The Swedish-born actress plays Gerda in “The Danish Girl,” the wife of Einar Wegener (Redmayne), who became one of the first men to undergo a sex-change operation. At the beginning of the movie, Gerda asks Einar to stand in for a female model who didn’t show up for a painting she’s working on, and the act of posing as a female figure unravels Einar’s lifelong dream of identifying as a woman named Lili Elbe.
Vikander described her intense audition process with Redmayne and director Tom Hooper. She read the scene in which Lili kisses a man at the ball.
“During that scene, it got completely silent afterwards, and Tom just sat like this,” she said, lowering her head to illustrate. “And you know, as an actor in that situation you read everything.
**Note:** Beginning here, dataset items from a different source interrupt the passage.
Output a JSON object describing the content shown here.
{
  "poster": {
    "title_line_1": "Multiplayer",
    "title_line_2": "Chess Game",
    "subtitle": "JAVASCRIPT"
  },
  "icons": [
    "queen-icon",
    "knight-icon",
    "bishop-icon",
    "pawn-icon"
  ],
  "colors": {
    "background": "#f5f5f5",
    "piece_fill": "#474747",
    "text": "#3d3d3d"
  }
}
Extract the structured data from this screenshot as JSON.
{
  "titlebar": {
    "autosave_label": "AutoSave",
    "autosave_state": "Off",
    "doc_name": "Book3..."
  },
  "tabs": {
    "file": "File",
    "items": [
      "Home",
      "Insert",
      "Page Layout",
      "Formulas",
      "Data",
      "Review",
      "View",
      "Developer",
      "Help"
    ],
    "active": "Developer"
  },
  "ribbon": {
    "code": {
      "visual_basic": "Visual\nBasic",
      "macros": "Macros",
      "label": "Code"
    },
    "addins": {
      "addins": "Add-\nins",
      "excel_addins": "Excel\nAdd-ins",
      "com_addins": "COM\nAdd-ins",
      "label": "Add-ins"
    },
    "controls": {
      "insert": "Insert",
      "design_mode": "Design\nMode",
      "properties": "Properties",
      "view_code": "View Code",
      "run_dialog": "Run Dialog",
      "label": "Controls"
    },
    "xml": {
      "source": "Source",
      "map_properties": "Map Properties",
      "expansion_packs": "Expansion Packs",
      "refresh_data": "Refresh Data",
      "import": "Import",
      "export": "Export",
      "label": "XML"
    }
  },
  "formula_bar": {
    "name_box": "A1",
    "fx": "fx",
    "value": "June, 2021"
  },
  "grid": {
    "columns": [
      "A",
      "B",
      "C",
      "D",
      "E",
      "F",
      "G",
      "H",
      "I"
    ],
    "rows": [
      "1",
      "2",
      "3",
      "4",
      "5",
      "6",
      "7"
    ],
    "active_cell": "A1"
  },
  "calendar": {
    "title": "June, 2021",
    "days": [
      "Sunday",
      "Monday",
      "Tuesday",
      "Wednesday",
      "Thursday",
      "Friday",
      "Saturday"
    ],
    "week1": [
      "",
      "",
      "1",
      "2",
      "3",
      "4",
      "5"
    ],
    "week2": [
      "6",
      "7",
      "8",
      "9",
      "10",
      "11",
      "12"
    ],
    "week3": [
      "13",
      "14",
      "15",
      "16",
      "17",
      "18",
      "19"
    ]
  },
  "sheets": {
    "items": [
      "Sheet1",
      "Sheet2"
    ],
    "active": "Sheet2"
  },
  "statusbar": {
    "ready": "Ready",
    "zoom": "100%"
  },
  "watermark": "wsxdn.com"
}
I really loved the script and this film and it was of course something I treasured a lot, it meant a lot. … Then I looked up and he had apparently gotten quite emotional …We all had a good feeling, and I was like, that felt good, and I really enjoyed it, and then of course I walked out and all I could do was wish that I would get a call.”
During TheWrap’s screening series, in which “The Danish Girl” was shown at the Landmark Theatre in Los Angeles in November, Vikander told the audience that the audition process was emotional and scary. But she eventually felt comfortable.
“I don’t think I’ve ever felt so safe as I felt in that room and in an audition before. Eddie and Tom were already there, and they just said, ‘Lets just sit down and talk for half an hour.’ So that’s actually what we did.”